DES MOINES (ChurchMilitant.com) - The Des Moines Catholic Worker House, a group that was banned from offering Masses earlier this year after allowing a fake Mass by a woman "priest," has been denied its request to have the ban lifted.
Last Tuesday, the Presbyteral Council of the Diocese of Des Moines, a body of priests from the diocese, heard out the Catholic Worker House's plea, which consisted of volunteers from the group arguing against Church teachings on women "priests," sodomy and regulated reception of the Eucharist.
The council of priests, with the backing of their bishop, Richard Pates, then decided that the local Catholic Worker House remains unfit to resume Masses.
The diocese's judgment is perhaps not surprising, given that the dissident group appears not to have reformed any of the troubling stances or practices that led to its being barred from saying Mass in the first place. In fact, next August, it still plans to host again the excommunicated Janice Sevre-Duszynska of the false Association of Roman Catholic Women Priests.
Sevre-Duszynska is the pseudo-priestess who held the so-called eucharistic service last December for the Des Moines Catholic Worker House. That's the event that ended up getting the group punished, and it apparently refuses to break its ties with her.
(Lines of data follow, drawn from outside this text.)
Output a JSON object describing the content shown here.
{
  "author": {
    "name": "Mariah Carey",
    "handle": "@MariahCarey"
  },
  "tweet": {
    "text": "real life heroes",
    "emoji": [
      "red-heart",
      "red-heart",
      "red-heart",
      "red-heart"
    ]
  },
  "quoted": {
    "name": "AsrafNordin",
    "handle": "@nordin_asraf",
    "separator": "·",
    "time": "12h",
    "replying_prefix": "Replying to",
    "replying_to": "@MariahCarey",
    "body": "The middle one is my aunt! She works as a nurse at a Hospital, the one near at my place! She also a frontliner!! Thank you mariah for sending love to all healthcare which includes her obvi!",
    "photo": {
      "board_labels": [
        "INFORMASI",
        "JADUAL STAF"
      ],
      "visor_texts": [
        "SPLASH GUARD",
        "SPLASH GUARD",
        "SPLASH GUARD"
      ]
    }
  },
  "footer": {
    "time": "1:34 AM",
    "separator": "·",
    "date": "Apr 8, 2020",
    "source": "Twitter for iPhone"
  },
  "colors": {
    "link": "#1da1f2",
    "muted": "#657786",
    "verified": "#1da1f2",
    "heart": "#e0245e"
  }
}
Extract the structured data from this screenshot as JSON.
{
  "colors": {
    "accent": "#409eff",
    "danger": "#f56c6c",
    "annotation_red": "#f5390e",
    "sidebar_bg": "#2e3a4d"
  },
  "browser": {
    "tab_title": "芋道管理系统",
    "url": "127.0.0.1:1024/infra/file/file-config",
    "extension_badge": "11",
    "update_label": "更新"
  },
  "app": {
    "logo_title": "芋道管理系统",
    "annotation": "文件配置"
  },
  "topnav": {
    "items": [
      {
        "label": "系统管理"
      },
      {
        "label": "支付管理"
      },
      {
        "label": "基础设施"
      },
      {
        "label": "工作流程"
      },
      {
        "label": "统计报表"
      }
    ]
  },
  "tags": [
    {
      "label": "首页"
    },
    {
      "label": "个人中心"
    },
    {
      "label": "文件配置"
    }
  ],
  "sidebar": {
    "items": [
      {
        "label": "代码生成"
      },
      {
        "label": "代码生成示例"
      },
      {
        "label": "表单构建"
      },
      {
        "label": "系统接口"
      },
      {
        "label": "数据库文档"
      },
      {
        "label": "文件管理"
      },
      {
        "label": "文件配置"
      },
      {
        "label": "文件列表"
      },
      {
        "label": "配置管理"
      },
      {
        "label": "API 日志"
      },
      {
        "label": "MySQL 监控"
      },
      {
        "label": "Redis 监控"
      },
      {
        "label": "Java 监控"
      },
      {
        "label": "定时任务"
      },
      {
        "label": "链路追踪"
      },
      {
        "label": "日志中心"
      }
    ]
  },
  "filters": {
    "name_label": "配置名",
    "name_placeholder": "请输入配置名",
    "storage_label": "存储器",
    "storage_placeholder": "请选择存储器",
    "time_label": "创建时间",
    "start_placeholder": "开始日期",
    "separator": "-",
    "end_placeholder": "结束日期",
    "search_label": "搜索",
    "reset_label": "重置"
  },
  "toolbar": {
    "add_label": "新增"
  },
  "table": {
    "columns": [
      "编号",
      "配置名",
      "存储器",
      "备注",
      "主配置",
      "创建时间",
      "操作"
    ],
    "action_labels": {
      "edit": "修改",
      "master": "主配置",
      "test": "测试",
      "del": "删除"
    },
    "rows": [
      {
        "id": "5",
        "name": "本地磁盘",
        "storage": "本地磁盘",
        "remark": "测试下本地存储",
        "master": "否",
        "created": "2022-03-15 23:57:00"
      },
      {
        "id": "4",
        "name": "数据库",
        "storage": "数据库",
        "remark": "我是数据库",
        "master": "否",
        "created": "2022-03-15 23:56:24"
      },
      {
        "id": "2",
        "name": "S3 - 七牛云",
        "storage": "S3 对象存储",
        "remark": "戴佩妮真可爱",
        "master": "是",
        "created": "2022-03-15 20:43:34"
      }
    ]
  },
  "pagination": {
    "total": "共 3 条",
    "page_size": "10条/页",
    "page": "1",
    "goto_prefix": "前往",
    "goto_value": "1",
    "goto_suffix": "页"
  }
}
In spite of the dispute, the diocese of Des Moines makes clear it isn't opposed to keeping an open dialogue with the dissident group. Bishop Pates has stated, "The Presbyteral Council adheres to and goes forward in the spirit of Pope Francis in his commitment to fidelity to Church teaching while being open to ongoing conversation."
In 1994, Pope John Paul II infallibly declared that the Church has no authority to ordain women. His apostolic letter, Ordinatio Sacerdotalis, states:
Wherefore, in order that all doubt may be removed regarding a matter of great importance, a matter which pertains to the Church's divine constitution itself, in virtue of my ministry of confirming the brethren (cf. Lk 22:32) I declare that the Church has no authority whatsoever to confer priestly ordination on women and that this judgment is to be definitively held by all the Church's faithful.
Further, because feminists within the Church continued to question the teaching and push for women's ordination after John Paul II's letter, then-Cdl. Josef Ratzinger, as head of the Congregation for the Doctrine of the Faith, wrote an official response — approved by Pope John Paul II — reiterating that the teaching in Ordinatio Sacerdotalis was declared infallibly.